Zahnersatz

Tipps zu Zahnersatz & Zahnpflege

Teilprothese - herausnehmbare Lösung

Die Teilprothese ist in jedem Fall herausnehmbar, also nicht fest im Mund zementiert. Sie kommt zum Einsatz, wenn mehrere Lücken vorhanden sind oder so genannte “Freiendlücken” vorkommen. Eine Freiendlücke bedeutet, dass kein fester Zahn die Lücke begrenzt, um Halt für eine feste Versorgung zu bieten.

Die einfachste Form der Teilprothese besteht aus Kunststoff und findet Halt mit Metallklammern, die sich um die noch vorhandenen Zähne biegen. Diese werden durch die Belastung meist geschädigt und beginnen mit wackeln. Zudem bricht der Kunststoff gerne mal durch. Diese Art der Teilprothese wird heute größtenteils als so genannte Interimsprothese (Übergangsersatz) genutzt, also bis der endgültige Zahnersatz fertig ist.

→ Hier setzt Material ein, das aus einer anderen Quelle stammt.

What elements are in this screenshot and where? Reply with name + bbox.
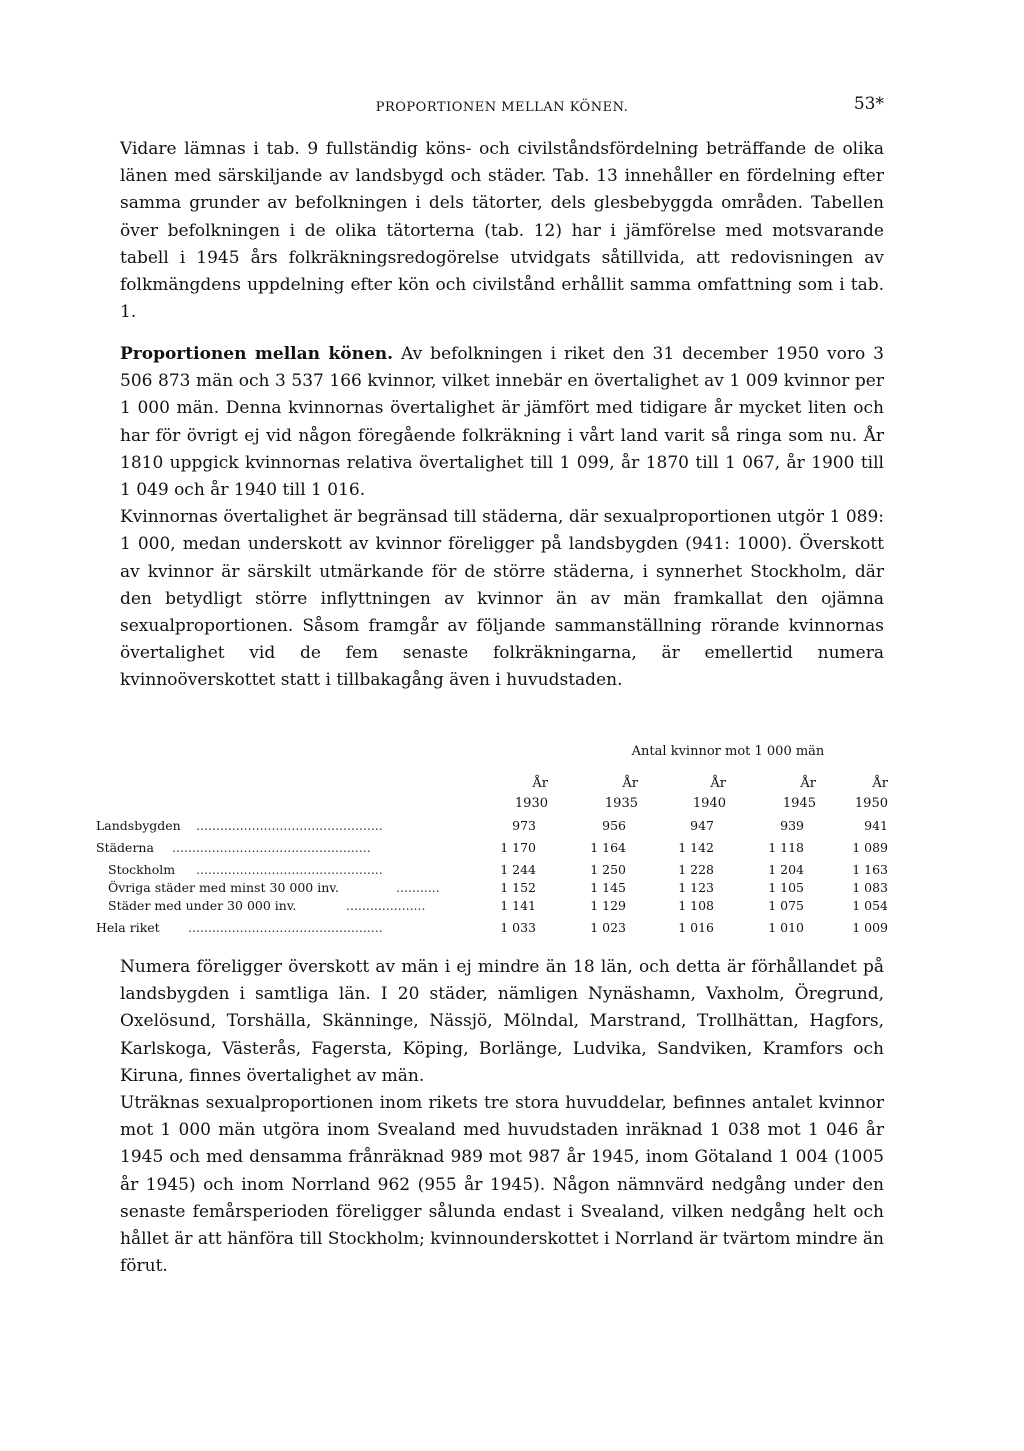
column-header: År 1945 (782, 776, 816, 811)
table-cell: 1 145 (590, 880, 626, 895)
table-cell: 1 009 (852, 920, 888, 935)
table-row: Städer med under 30 000 inv. .................... 1 141 1 129 1 108 1 075 1 054 (108, 898, 888, 913)
table-cell: 941 (864, 818, 888, 833)
row-label: Landsbygden (96, 818, 181, 833)
closing-paragraph-block (120, 954, 884, 1280)
row-label: Övriga städer med minst 30 000 inv. (108, 880, 339, 895)
table-cell: 1 129 (590, 898, 626, 913)
table-cell: 1 244 (500, 862, 536, 877)
paragraph: Vidare lämnas i tab. 9 fullständig köns- och civilståndsfördelning beträffande de olika länen med särskiljande av landsbygd och städer. Tab. 13 innehåller en fördelning efter samma grunder av befolkningen i dels tätorter, dels glesbebyggda områden. Tabellen över befolkningen i de olika tätorterna (tab. 12) har i jämförelse med motsvarande tabell i 1945 års folkräkningsredogörelse utvidgats såtillvida, att redovisningen av folkmängdens uppdelning efter kön och civilstånd erhållit samma omfattning som i tab. 1. (120, 139, 884, 323)
paragraph: Kvinnornas övertalighet är begränsad till städerna, där sexualproportionen utgör 1 089: 1 000, medan underskott av kvinnor föreligger på landsbygden (941: 1000). Överskott av kvinnor är särskilt utmärkande för de större städerna, i synnerhet Stockholm, där den betydligt större inflyttningen av kvinnor än av män framkallat den ojämna sexualproportionen. Såsom framgår av följande sammanställning rörande kvinnornas övertalighet vid de fem senaste folkräkningarna, är emellertid numera kvinnoöverskottet statt i tillbakagång även i huvudstaden. (120, 507, 884, 691)
table-cell: 939 (780, 818, 804, 833)
table-cell: 1 170 (500, 840, 536, 855)
header-title: PROPORTIONEN MELLAN KÖNEN. (375, 100, 629, 115)
column-header: År 1930 (514, 776, 548, 811)
paragraph (120, 341, 884, 504)
table-cell: 1 204 (768, 862, 804, 877)
table-cell: 1 105 (768, 880, 804, 895)
table-cell: 1 141 (500, 898, 536, 913)
table-cell: 1 152 (500, 880, 536, 895)
column-header: År 1935 (604, 776, 638, 811)
table-cell: 1 163 (852, 862, 888, 877)
table-cell: 1 083 (852, 880, 888, 895)
table-cell: 1 123 (678, 880, 714, 895)
page-number: 53* (853, 94, 884, 114)
table-cell: 1 089 (852, 840, 888, 855)
column-header: År 1940 (692, 776, 726, 811)
section-proportion (120, 341, 884, 695)
table-cell: 1 023 (590, 920, 626, 935)
table-cell: 1 118 (768, 840, 804, 855)
column-header: År 1950 (854, 776, 888, 811)
table-row: Landsbygden ............................................... 973 956 947 939 941 (96, 818, 888, 833)
table-caption: Antal kvinnor mot 1 000 män (631, 744, 825, 759)
table-cell: 1 075 (768, 898, 804, 913)
row-label: Städerna (96, 840, 154, 855)
table-cell: 1 142 (678, 840, 714, 855)
table-cell: 1 054 (852, 898, 888, 913)
table-cell: 947 (690, 818, 714, 833)
table-cell: 1 108 (678, 898, 714, 913)
row-label: Hela riket (96, 920, 160, 935)
table-cell: 1 033 (500, 920, 536, 935)
table-cell: 973 (512, 818, 536, 833)
table-cell: 1 250 (590, 862, 626, 877)
paragraph-text: Av befolkningen i riket den 31 december 1950 voro 3 506 873 män och 3 537 166 kvinnor, vilket innebär en övertalighet av 1 009 kvinnor per 1 000 män. Denna kvinnornas övertalighet är jämfört med tidigare år mycket liten och har för övrigt ej vid någon föregående folkräkning i vårt land varit så ringa som nu. År 1810 uppgick kvinnornas relativa övertalighet till 1 099, år 1870 till 1 067, år 1900 till 1 049 och år 1940 till 1 016. (120, 344, 884, 501)
table-cell: 1 010 (768, 920, 804, 935)
table-row: Stockholm ............................................... 1 244 1 250 1 228 1 204 1 163 (108, 862, 888, 877)
row-label: Städer med under 30 000 inv. (108, 898, 297, 913)
section-heading: Proportionen mellan könen. (120, 344, 394, 364)
table-row: Övriga städer med minst 30 000 inv. ........... 1 152 1 145 1 123 1 105 1 083 (108, 880, 888, 895)
table-row: Städerna .................................................. 1 170 1 164 1 142 1 118 1 089 (96, 840, 888, 855)
row-label: Stockholm (108, 862, 176, 877)
table-cell: 1 016 (678, 920, 714, 935)
table-row: Hela riket ................................................. 1 033 1 023 1 016 1 010 1 009 (96, 920, 888, 935)
intro-paragraph-block (120, 136, 884, 326)
table-cell: 956 (602, 818, 626, 833)
paragraph: Uträknas sexualproportionen inom rikets tre stora huvuddelar, befinnes antalet kvinnor mot 1 000 män utgöra inom Svealand med huvudstaden inräknad 1 038 mot 1 046 år 1945 och med densamma frånräknad 989 mot 987 år 1945, inom Götaland 1 004 (1005 år 1945) och inom Norrland 962 (955 år 1945). Någon nämnvärd nedgång under den senaste femårsperioden föreligger sålunda endast i Svealand, vilken nedgång helt och hållet är att hänföra till Stockholm; kvinnounderskottet i Norrland är tvärtom mindre än förut. (120, 1093, 884, 1277)
table-cell: 1 228 (678, 862, 714, 877)
paragraph: Numera föreligger överskott av män i ej mindre än 18 län, och detta är förhållandet på landsbygden i samtliga län. I 20 städer, nämligen Nynäshamn, Vaxholm, Öregrund, Oxelösund, Torshälla, Skänninge, Nässjö, Mölndal, Marstrand, Trollhättan, Hagfors, Karlskoga, Västerås, Fagersta, Köping, Borlänge, Ludvika, Sandviken, Kramfors och Kiruna, finnes övertalighet av män. (120, 957, 884, 1086)
table-cell: 1 164 (590, 840, 626, 855)
running-header (120, 94, 884, 118)
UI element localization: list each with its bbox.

Mehr Vorteile bitten die so genannten MOG`s (Modellgussprothese), da diese aus einem Metallgerüst bestehen und eventuelle Klammern direkt mitgegossen werden, sich somit also perfekt an die im Zahn vorbereiteten auflagen anlegen.

Eine Modellgussprothese gibt es auch “Klammerlos” in Form von Teleskoparbeiten, Stege oder Geschiebe. Dies sind Kombinierte Arbeiten, es ist also Nötig noch vorhandene Zähne zu beschleifen.

Der Vorteil der einfachen Teilprothese (also nicht Geschiebe oder Teleskope) ist die kostengünstige und relativ einfache und schnelle Herstellung. Ebenso kann sie nachträglich um verlorene Zähne erweitert werden.

Ein großer Nachteil ist die Gaumenplatte im Falle einer Oberkiefer-Teilprothese. Würgereitz, Sprachprobleme  und Geschmacksverlust stehen hier ganz vorne. Ebenso ist das “Herausnehmbare” für viele einfach psychisch eine Belastung, vor allem bei Frauen. Ästhetisch ist es oft auch nicht von Vorteil, da es sein kann, dass man Klammern sieht. Zudem kann sie noch vorhandene Zähne schädigen.